Ukraine Crisis: Russia’s Richest Lose $32 Billion As Putin Signals Bigger Confrontation
Russian billionaire Novatek shareholder Leonid Mikhelson’s fortune tumbled $6.2 billion this year, while Lukoil Chairman Vagit Alekperov’s net worth has dipped about $3.5 billion in the same period
New Delhi: As tensions simmer between Russia and Ukraine, the fortunes of Russia’s super-rich have collapsed. Around $32 billion of wealth have tumbled this year, according to a report by Bloomberg.
On Tuesday, US President Joe Biden unleashed sanctions targeting Russia’s sale of sovereign debt abroad and the country’s elites. Biden said that he is sending an unspecified number of additional US troops to the Baltic region in a bid to defend NATO countries.
Gennady Timchenko, who heads the list of Russian billionaires, has seen his fortunes drop, with almost a third of his wealth disappearing this year, according to the Bloomberg Billionaires Index, a listing of the world’s 500 richest people.
Timchenko (69), son of a Soviet military officer who met and befriended Russian President Vladimir Putin during the early 1990s, now has a fortune of about $16 billion, with the bulk of his wealth derived from a stake in Russia gas producer Novatek, according to Bloomberg’s wealth index.
Another Russian billionaire Novatek shareholder Leonid Mikhelson’s fortune has tumbled $6.2 billion this year, while Lukoil Chairman Vagit Alekperov’s net worth has dipped about $3.5 billion in the same period as the energy company’s stock has slipped about 17 per cent.

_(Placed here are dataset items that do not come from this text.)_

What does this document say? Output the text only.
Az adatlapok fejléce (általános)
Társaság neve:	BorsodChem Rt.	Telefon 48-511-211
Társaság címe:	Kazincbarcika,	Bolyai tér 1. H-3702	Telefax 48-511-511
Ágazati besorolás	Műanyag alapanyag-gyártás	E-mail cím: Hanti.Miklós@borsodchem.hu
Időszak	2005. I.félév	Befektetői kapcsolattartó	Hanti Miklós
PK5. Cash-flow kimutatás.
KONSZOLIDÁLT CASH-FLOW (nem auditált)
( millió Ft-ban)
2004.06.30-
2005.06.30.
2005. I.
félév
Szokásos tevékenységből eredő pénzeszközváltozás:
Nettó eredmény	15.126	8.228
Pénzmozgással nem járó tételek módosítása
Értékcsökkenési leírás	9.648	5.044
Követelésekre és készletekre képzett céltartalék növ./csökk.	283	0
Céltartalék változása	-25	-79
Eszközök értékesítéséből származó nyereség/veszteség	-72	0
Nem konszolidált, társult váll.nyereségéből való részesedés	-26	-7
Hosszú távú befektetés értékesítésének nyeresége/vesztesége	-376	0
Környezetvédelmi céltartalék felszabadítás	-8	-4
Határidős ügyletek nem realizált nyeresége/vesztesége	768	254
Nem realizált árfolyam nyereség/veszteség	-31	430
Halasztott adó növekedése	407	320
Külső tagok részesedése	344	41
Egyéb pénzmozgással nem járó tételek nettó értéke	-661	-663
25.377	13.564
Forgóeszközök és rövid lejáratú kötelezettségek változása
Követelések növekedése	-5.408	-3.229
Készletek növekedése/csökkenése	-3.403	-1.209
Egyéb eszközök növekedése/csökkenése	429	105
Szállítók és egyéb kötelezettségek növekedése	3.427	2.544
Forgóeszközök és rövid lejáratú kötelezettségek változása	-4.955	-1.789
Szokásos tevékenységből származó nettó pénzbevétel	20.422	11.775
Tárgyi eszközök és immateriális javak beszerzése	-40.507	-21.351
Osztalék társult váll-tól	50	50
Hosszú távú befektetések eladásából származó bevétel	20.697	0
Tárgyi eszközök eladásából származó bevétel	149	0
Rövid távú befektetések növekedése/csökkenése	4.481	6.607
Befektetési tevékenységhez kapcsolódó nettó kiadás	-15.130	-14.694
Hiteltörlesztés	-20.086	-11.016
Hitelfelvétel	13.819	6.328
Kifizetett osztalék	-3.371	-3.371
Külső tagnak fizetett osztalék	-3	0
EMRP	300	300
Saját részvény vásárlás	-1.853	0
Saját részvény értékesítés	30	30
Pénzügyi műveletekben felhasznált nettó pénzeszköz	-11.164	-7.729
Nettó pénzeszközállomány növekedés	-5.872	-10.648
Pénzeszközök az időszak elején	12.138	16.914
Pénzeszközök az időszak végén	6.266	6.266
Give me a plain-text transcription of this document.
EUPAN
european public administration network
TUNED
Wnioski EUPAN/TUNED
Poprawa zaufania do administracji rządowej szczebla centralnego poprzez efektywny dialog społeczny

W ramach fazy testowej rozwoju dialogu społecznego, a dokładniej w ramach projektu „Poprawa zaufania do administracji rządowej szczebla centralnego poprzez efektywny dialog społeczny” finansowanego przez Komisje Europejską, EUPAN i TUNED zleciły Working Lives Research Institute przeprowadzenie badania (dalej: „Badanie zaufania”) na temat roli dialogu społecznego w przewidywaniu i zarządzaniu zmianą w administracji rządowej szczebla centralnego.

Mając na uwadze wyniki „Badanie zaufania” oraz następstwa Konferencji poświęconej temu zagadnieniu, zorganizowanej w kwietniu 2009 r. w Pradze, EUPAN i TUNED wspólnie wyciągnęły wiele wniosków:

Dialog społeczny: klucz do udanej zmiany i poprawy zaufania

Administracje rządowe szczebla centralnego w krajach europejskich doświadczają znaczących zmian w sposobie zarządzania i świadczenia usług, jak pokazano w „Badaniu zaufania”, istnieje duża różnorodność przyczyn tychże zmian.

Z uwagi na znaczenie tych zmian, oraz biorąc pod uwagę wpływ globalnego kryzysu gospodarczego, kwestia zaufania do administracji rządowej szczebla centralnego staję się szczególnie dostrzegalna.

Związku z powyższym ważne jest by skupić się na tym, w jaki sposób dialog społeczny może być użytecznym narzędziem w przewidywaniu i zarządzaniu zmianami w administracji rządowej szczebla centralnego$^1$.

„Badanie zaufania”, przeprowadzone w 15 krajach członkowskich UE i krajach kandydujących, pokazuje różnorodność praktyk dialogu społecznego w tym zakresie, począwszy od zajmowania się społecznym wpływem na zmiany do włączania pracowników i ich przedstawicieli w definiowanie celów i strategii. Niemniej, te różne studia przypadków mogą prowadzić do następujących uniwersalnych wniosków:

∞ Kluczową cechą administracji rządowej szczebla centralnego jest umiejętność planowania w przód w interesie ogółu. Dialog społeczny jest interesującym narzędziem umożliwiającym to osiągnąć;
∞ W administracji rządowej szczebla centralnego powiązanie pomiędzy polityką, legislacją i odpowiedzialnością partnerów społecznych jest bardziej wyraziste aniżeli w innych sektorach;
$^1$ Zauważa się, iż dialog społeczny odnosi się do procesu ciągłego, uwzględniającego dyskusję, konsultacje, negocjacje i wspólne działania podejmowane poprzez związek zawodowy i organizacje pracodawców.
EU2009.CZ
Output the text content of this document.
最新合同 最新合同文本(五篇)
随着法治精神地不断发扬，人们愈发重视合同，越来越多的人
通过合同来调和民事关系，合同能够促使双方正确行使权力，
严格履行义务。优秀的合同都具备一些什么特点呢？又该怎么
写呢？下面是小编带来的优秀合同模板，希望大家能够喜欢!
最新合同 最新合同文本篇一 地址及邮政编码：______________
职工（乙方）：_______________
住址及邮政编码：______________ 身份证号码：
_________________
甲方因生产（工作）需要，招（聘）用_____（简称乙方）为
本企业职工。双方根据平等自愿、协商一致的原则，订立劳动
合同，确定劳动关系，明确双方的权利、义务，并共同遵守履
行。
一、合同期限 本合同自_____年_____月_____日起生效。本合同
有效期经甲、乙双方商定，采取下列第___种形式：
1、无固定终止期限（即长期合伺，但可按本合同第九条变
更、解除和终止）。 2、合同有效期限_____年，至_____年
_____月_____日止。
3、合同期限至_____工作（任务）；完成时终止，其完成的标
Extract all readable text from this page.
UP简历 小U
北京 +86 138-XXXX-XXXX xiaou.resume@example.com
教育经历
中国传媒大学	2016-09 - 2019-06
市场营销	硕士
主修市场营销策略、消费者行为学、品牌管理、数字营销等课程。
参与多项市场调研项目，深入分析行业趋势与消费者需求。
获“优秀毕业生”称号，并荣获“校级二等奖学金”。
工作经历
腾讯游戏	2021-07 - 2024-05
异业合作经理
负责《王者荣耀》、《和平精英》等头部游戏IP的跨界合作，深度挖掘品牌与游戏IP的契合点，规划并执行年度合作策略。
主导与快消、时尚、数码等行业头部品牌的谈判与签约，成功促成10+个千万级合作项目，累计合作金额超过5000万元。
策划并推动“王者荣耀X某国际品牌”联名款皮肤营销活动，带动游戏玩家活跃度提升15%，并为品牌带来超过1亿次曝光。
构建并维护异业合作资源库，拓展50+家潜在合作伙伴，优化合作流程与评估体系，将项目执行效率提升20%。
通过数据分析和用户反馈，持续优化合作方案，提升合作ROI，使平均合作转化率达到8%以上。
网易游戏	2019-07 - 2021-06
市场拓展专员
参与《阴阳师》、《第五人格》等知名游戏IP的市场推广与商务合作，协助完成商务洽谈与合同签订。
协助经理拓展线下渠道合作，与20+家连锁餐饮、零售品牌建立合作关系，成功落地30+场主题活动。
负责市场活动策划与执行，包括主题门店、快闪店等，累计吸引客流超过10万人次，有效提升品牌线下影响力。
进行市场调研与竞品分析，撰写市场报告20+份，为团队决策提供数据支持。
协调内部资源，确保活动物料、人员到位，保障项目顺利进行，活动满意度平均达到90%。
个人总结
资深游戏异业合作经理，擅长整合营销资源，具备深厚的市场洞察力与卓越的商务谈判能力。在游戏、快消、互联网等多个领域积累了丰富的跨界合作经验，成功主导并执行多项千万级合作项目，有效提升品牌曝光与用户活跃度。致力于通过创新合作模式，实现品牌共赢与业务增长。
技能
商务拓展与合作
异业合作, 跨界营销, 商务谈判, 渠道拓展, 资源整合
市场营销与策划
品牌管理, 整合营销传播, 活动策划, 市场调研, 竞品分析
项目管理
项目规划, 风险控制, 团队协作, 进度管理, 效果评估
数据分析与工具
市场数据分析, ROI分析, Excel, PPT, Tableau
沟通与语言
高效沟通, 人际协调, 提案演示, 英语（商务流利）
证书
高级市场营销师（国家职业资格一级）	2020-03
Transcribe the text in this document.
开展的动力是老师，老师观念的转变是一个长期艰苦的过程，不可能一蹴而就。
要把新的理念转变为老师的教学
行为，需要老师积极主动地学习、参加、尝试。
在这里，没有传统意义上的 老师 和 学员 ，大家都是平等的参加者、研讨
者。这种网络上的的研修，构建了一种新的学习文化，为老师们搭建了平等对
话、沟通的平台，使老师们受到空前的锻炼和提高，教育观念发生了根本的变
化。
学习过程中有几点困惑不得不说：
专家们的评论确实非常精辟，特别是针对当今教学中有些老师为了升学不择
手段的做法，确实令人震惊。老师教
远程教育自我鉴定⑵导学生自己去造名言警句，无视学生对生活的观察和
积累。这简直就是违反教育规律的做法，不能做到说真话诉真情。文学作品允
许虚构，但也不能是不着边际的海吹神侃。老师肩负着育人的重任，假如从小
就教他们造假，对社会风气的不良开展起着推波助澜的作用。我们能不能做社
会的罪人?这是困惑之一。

Currently, Russia’s 23 billionaires have a net worth of $343 billion, according to the wealth list, down from $375 billion at year-end.
Markets plunged further this week after Putin recognised two separatist republics in Ukraine, leading to Germany halting an energy project with Russia and the UK imposing sanctions on five of the country’s banks and three of its wealthy individuals, including Timchenko.
Also on the UK’s sanctions list are Boris Rotenberg (65) and his nephew, Igor (48), whose families made their fortune through gas pipeline construction company Stroygazmontazh.
Igor’s father, Arkady, one of Putin’s former judo sparring partners, sold the pipeline firm in 2019 for about $1.3 billion. He purchased a minority stake from his younger brother Boris five years earlier when both siblings and Timchenko were hit with US sanctions over Russia’s annexation of Crimea.
Antony Blinken, US Secretary of State, Tuesday on said he wouldn’t meet with Russian Foreign Minister Sergei Lavrov this week because it “does not make sense” given Russia’s moves in Ukraine.